I picked this piece up, then put it down again.
L M. I couldn’t make any words out of these two letters in succession: not enough info. A few steps on, though, I found this other piece, and went back for the first:
Nothing complicated, then— just the alphabet. A dish for a child? The shape and size seem more like a dog’s bowl, steep-sided, flat-bottomed. Easy enough to track down on the Internet, it is Lord Nelson Ware from the 1950s:

Days later, days longer, I went down again. I found this ceramic sphere, which I’m classifying as a marble. (If you have a better theory, tell us.)
As I was walking along at the edge of the waves, looking down, I suddenly smelled a human. It wasn’t the cologne-cloud of some young guy, it was very subtle, but I looked up and sure enough there was a person, sitting on a rock some 20 metres away. I am an animal!
Connolly: “From counting fingers
to decimation. An image
is only a slice of the world,
a freight-car with its couplings knocked off,
a treebranch stripped of twigs for a walking pole.”
From his amazing poetry book The Recycling. I mostly don’t love poetry but this one was a banger.

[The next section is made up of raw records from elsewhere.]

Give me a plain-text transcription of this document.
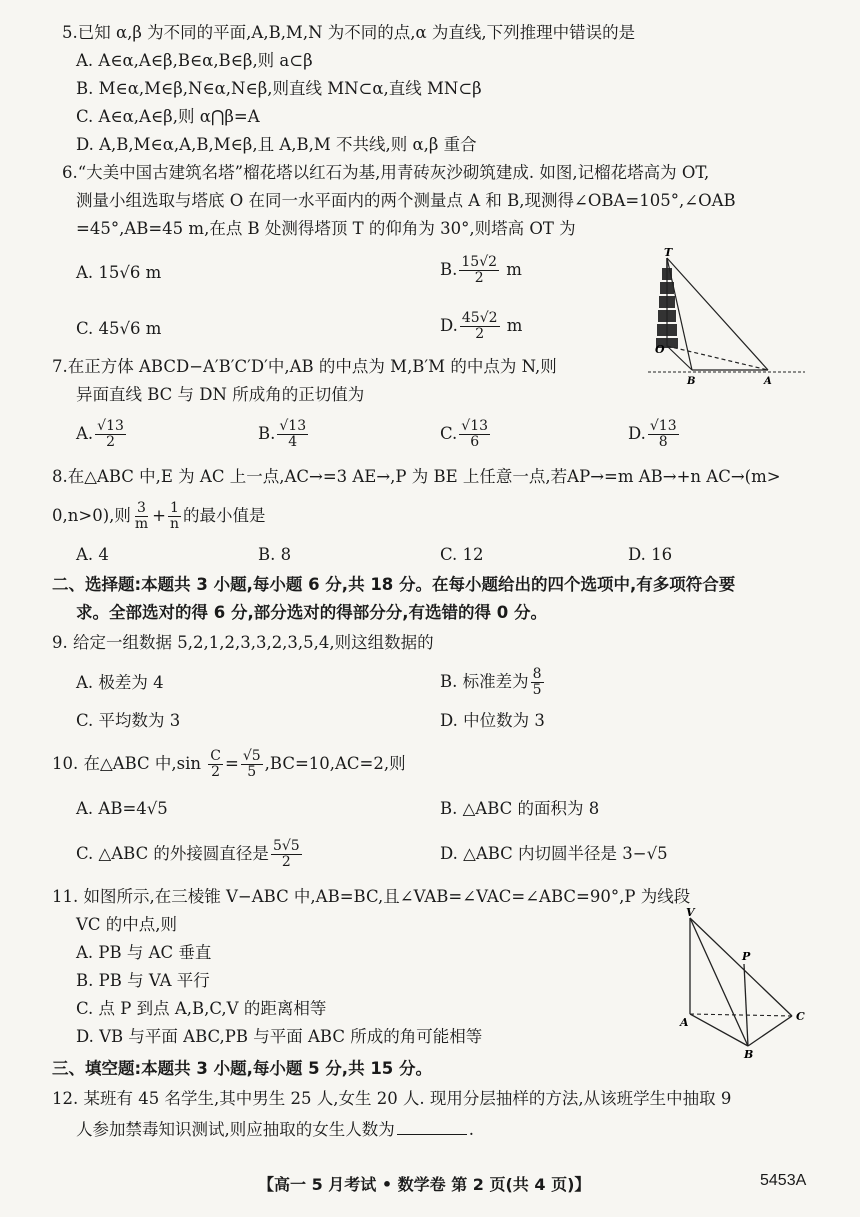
5.已知 α,β 为不同的平面,A,B,M,N 为不同的点,α 为直线,下列推理中错误的是
A. A∈α,A∈β,B∈α,B∈β,则 a⊂β
B. M∈α,M∈β,N∈α,N∈β,则直线 MN⊂α,直线 MN⊂β
C. A∈α,A∈β,则 α⋂β=A
D. A,B,M∈α,A,B,M∈β,且 A,B,M 不共线,则 α,β 重合
6.“大美中国古建筑名塔”榴花塔以红石为基,用青砖灰沙砌筑建成. 如图,记榴花塔高为 OT,
测量小组选取与塔底 O 在同一水平面内的两个测量点 A 和 B,现测得∠OBA=105°,∠OAB
=45°,AB=45 m,在点 B 处测得塔顶 T 的仰角为 30°,则塔高 OT 为
A. 15√6 m	B. $\frac{15√2}{2}$ m
C. 45√6 m	D. $\frac{45√2}{2}$ m
T
O
B	A
7.在正方体 ABCD−A′B′C′D′中,AB 的中点为 M,B′M 的中点为 N,则
异面直线 BC 与 DN 所成角的正切值为
A. $\frac{√13}{2}$	B. $\frac{√13}{4}$	C. $\frac{√13}{6}$	D. $\frac{√13}{8}$
8.在△ABC 中,E 为 AC 上一点,AC→=3 AE→,P 为 BE 上任意一点,若AP→=m AB→+n AC→(m>
0,n>0),则 $\frac{3}{m} + \frac{1}{n}$ 的最小值是
A. 4	B. 8	C. 12	D. 16
二、选择题:本题共 3 小题,每小题 6 分,共 18 分。在每小题给出的四个选项中,有多项符合要
求。全部选对的得 6 分,部分选对的得部分分,有选错的得 0 分。
9. 给定一组数据 5,2,1,2,3,3,2,3,5,4,则这组数据的
A. 极差为 4	B. 标准差为 $\frac{8}{5}$
C. 平均数为 3	D. 中位数为 3
10. 在△ABC 中$,\sin \frac{C}{2} = \frac{√5}{5} ,BC=10,AC=2$,则
A. AB=4√5	B. △ABC 的面积为 8
C. △ABC 的外接圆直径是 $\frac{5√5}{2}$	D. △ABC 内切圆半径是 3−√5
11. 如图所示,在三棱锥 V−ABC 中,AB=BC,且∠VAB=∠VAC=∠ABC=90°,P 为线段
VC 的中点,则
A. PB 与 AC 垂直
B. PB 与 VA 平行
C. 点 P 到点 A,B,C,V 的距离相等
D. VB 与平面 ABC,PB 与平面 ABC 所成的角可能相等
V
P
A	C
B
三、填空题:本题共 3 小题,每小题 5 分,共 15 分。
12. 某班有 45 名学生,其中男生 25 人,女生 20 人. 现用分层抽样的方法,从该班学生中抽取 9
人参加禁毒知识测试,则应抽取的女生人数为	.
【高一 5 月考试 • 数学卷 第 2 页(共 4 页)】	5453A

I almost went with:
”POEM IN WHICH IS IS SUFFICIENT
Sufficient unto the jenny
is the spin thereof. Sufficient unto the glaze
is the primer thereunder. Sufficient
unto the applecart is the upset
thereof…”
Thanks a lot, stubborn habit of choosing the most challenging medium available. (See also: creative non-fiction.) With ink, I was attracted to the potential Zen-mastery. In reality, straight ink means fucking up a lot. You can see some of my daily drawings on the Platform of the Damned, here: https://www.facebook.com/RosieWhinrayDailyDrawing/photos
Writing is like pencil-drawing in that it allows endless revision and refinement, i.e. a more relaxing way to work. (After the hard thing everything else seems easy. Happiness is relief from suffering.)
I tried to make a pretty metaphor here but couldn’t— suffice it to say, intention is just a trick that lets the actual work be made. The perfect idea is only useful when it gives birth to the imperfect— but tangible— reality.
Willow pattern is ubiquitous, the most common patterned ceramic I find.
Like me and Enrique
The way intense emotional experiences map themselves onto the landscape, usually forever. I’ve thought before about an interactive (digital?) map where people drop pins to mark locations of intense / formative experiences, to see whether they cluster or form patterns.
I just checked this theory: my guess was correct. Also checked the Longest Johns’ Byker Hill— in the vid they are down pit dressed as miners, a questionable choice.
Oh I just love this idea of a citizen project map where you can drop some of your most emotional experiences - I have some spots in my hometown that to this day, some 40+ years on, still make me think of lost baes... One project I was once thinking of (in my younger, more adventurous years) was top outdoor hanky-panky spots. Wonder how they would cluster out!?